1. 慢性骨盤痛症候群とは?(前立腺炎との関係)
「慢性前立腺炎」と呼ばれることがありますが、明確な細菌感染がないにもかかわらず、3か月以上続く会陰部・骨盤周囲の痛みや不快感、排尿症状(頻尿・残尿感・排尿後不快)などを指します。要因は複合的で、
- 骨盤底筋の過緊張(筋筋膜性)
- 自律神経バランスやストレスとの関連
- 末梢・中枢の痛み感作(痛みの神経回路が過敏)
- 過去の感染・炎症の影響が残っているケース
単一の“特効薬”より、生活・筋の使い方・睡眠/ストレス・適切な検査と薬・理学療法を組み合わせ、悪化因子を減らして波を小さくする考え方が現実的です。
2. 今できるセルフケア(今日から)
姿勢と時間の工夫
- 長時間の坐位を小刻みに中断(60分に1回は立つ)
- クッションを活用(ドーナツ型より座面全体が柔らかいもの)
- 自転車/バイクのサドル圧を調整(前傾し過ぎない)
温める・ゆるめる
- ぬるめの入浴、温罨法(下腹部・会陰部を過度に圧迫しない)
- 深い呼吸+腹式呼吸で骨盤底の過緊張を解く意識
刺激を減らす
- カフェイン・アルコール・辛味を控えめに
- 便秘/下痢がある場合は整える(繰り返すいきみは悪化要因)
- 睡眠不足・過労の是正
軽い運動
- 負担の少ない有酸素運動(ウォーキングなど)を短時間から
- 重い筋トレでいきみ過多にならないよう注意
3. 受診の目安・赤旗サイン
- 発熱・悪寒がある(急性前立腺炎・腎盂腎炎の可能性)
- 排尿困難が強い/尿が出ない(尿閉の可能性)
- 肉眼的血尿が続く、血の塊が出る
- 陰嚢の急な腫れ・強い痛み(捻転の可能性は緊急)
これらは早期の評価が必要です。

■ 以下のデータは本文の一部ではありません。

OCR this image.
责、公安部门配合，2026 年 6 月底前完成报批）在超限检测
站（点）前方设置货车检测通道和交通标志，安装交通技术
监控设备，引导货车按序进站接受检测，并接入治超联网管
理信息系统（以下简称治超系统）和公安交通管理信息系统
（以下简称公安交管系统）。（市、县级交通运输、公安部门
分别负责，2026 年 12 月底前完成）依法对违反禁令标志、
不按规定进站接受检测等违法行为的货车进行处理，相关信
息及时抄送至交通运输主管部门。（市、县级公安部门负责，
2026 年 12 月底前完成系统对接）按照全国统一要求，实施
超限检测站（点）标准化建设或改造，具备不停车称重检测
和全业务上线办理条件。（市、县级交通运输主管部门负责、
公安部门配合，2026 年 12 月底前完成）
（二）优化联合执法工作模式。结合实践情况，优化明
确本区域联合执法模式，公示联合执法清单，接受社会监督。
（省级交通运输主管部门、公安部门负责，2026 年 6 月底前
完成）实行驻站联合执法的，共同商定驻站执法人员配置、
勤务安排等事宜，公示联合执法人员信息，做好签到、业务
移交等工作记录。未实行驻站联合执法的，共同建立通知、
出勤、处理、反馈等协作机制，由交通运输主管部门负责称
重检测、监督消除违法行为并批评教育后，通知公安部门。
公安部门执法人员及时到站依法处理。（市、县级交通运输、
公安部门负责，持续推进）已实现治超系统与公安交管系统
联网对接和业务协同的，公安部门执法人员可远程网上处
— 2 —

泌尿器科トップから、ご都合の良い時間でご予約ください。
4. 検査の流れ(初診〜再診)
- 問診・スコア評価:症状経過、生活・仕事・運動、ストレス、既往薬。必要に応じて排尿症状スコア(IPSS/OABSS)。
- 尿検査:尿沈渣・必要に応じて尿培養で感染の有無を確認。尿検査
- 超音波(必要に応じて):前立腺容量、残尿量、他臓器評価。エコー
- 血液検査:炎症反応など。血液検査
- 画像検査:鑑別が必要ならCT/MRIを連携手配。CT / MRI
検査は“必要十分”を見極めて最短ルートで実施します。
5. 治療の選択肢と“続けやすさ”
① 痛み・筋緊張へのアプローチ
- 骨盤底のリラクセーション指導(腹式呼吸・姿勢)
- 必要に応じて鎮痛薬/神経障害性疼痛薬の検討
- 温罨法・入浴、軽い有酸素運動の継続
② 排尿症状の調整
- α1遮断薬(排尿時の抵抗軽減/夜間頻尿の緩和が期待できる場合)
- 過活動が強い場合は膀胱薬を検討(個別評価)
③ 感染が疑われる場合
- 培養結果に応じ短期間で適正に(長期投与は副作用・耐性化に注意)
- 尿路・前立腺以外の原因(直腸・皮膚・筋骨格)も見落とさない
④ 心身相関・再発予防
- 睡眠・ストレス・仕事負荷の調整
- “痛みの波”を記録し、悪化因子を可視化
- 症状が重い時期の頑張り過ぎ回避(ペース配分)
症状は良くなったり悪くなったりを繰り返すのが一般的です。焦らず、“続けやすい”小さな対策を積み上げましょう。
6. よくある質問
Q. どのくらいで良くなりますか?波がありますか?
個人差は大きいですが、セルフケアと治療を組み合わせることで数週間〜数か月で波が小さくなる方が多い印象です。完全寛解を焦らず、悪化因子を減らす工夫を続けることが近道です。
Q. 受診時に持っていくと良いものは?
症状のメモ(いつ・何をすると悪化/緩和、睡眠、ストレス、運動、食事・刺激物)、内服中の薬・サプリ、直近の健診結果など。採尿があるため受診直前の排尿は控えめだと助かります。尿検査
Q. 抗菌薬は必要ですか?
感染が示唆される場合のみ、培養結果に沿って必要最小限で行います。自己判断での長期内服は副作用や耐性化のリスクがあり推奨しません。抗菌薬の解説はこちらも参照ください。
Q. 仕事や運動は続けて良い?
症状が強い時期はいきみ・長時間の坐位・サドル圧など悪化因子を避け、軽い運動やストレッチに切り替えましょう。良い時期に少しずつ戻すのがおすすめです。
👨⚕️ 医師からのコメント・監修

慢性骨盤痛症候群は、「原因を一つに決めつけない」姿勢が大切です。検査は必要十分に、生活や仕事の背景まで含めて悪化因子を減らし、続けやすい対策を積み重ねていきます。波のある病態だからこそ、焦らず伴走することを心がけています。